Hakemler cidden felaketti iki maçta da. Eskişehir'in verilmeyen golünde sanırım herkes hemfikir, Alex'in pozisyonunda topun yan tarafa açıldığını düşününce Ivesa'nın atılması da yanlış bana kalırsa. Trabzonspor maçında ise maçı etkileyecek bariz bir hata yapmamasına rağmen faul ve kart tercihlerinde maçı çekilmez hale getiren, hatta zaman zaman mantık hataları ve art niyet belirtileri gösteren bir hakem tablosu vardı. Hem Kuddusi Müftüoğlu hem Cüneyt Çakır sınıfta kaldılar.

Trabzonspor oyunu domine edebilecek bir takım olmadığını bugüne kadar göstermişti bize, dengeli bir takım olmalarının meyvesini topluyorlar. Aslında itiraf etmek lazım, baya da şanslılar. Tayfun Cora'nın golü olana kadar İbrahim Akın'ın kaçırdıkları olsa 3-0 ev sahibi takımın lehine olurdu skor. Maç 1-0'ken duran topla gelen iki net pozisyon var, tek yapmaları gereken topu içeri ittirmekti.
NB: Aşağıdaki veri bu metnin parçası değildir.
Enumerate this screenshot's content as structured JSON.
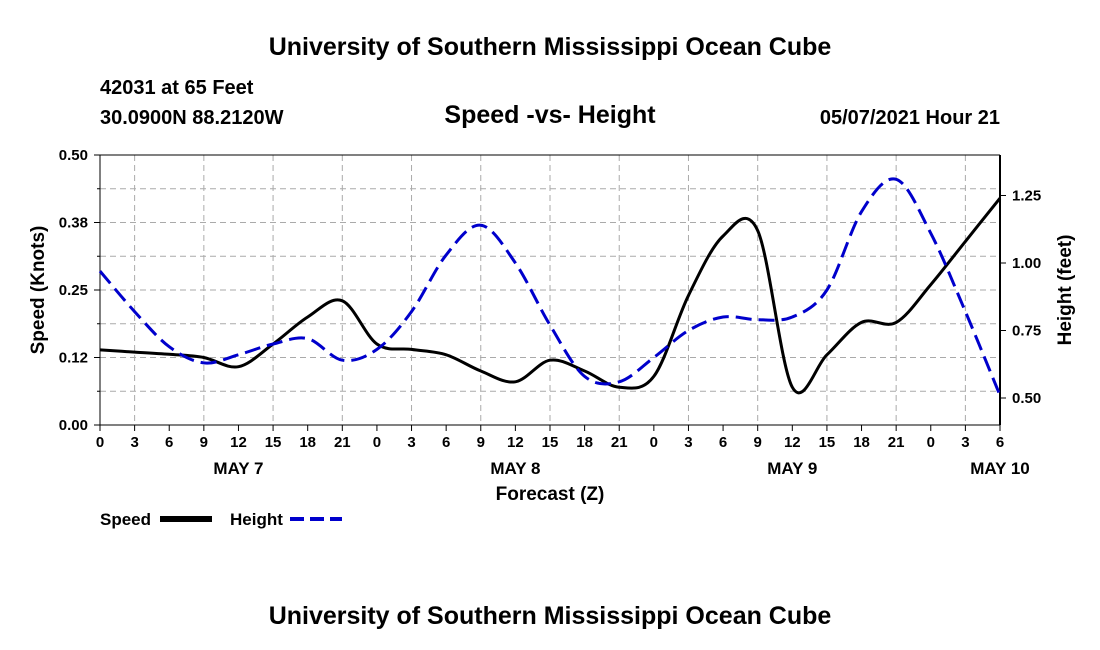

Gol gelmedikçe Trabzon rahatladı, 2-0 olduktan sonra yakalanan diğer pozisyonlar kaleci Behram'ın da yardımlarıyla İBB ağlarıyla buluşmuş oldu.

Abdullah Avcı iyi pas yapan, pozisyon üreten bir takım yaratmayı başarmış ama Necati'nin yerine birini almayı unutmuş gibi. Bu takımın bir golcüye ihtiyacı var, çok acil hem de. Son günlerde blogda sıkça değindiğim bir Özgürcan Özcan bile işini görürdü, sadece topu çizgiden geçirecek bir adam lazım İBB'ye. Selçuk İnan yine muhteşem bir gol attı, favori oyuncularımdan biri olduğu zaten bir sır değil. Severek izliyoruz.

Bu Yazıyı Paylaş!

Bookmark and Share

1 yorum:

Juan y Fer dedi ki...

Hello,
the Fenerbaçhe´s defensive line is ridiculous, a school team plays better.
Regards,
http://saqueneutral.blogspot.com/
(a blog about sport in English and Español)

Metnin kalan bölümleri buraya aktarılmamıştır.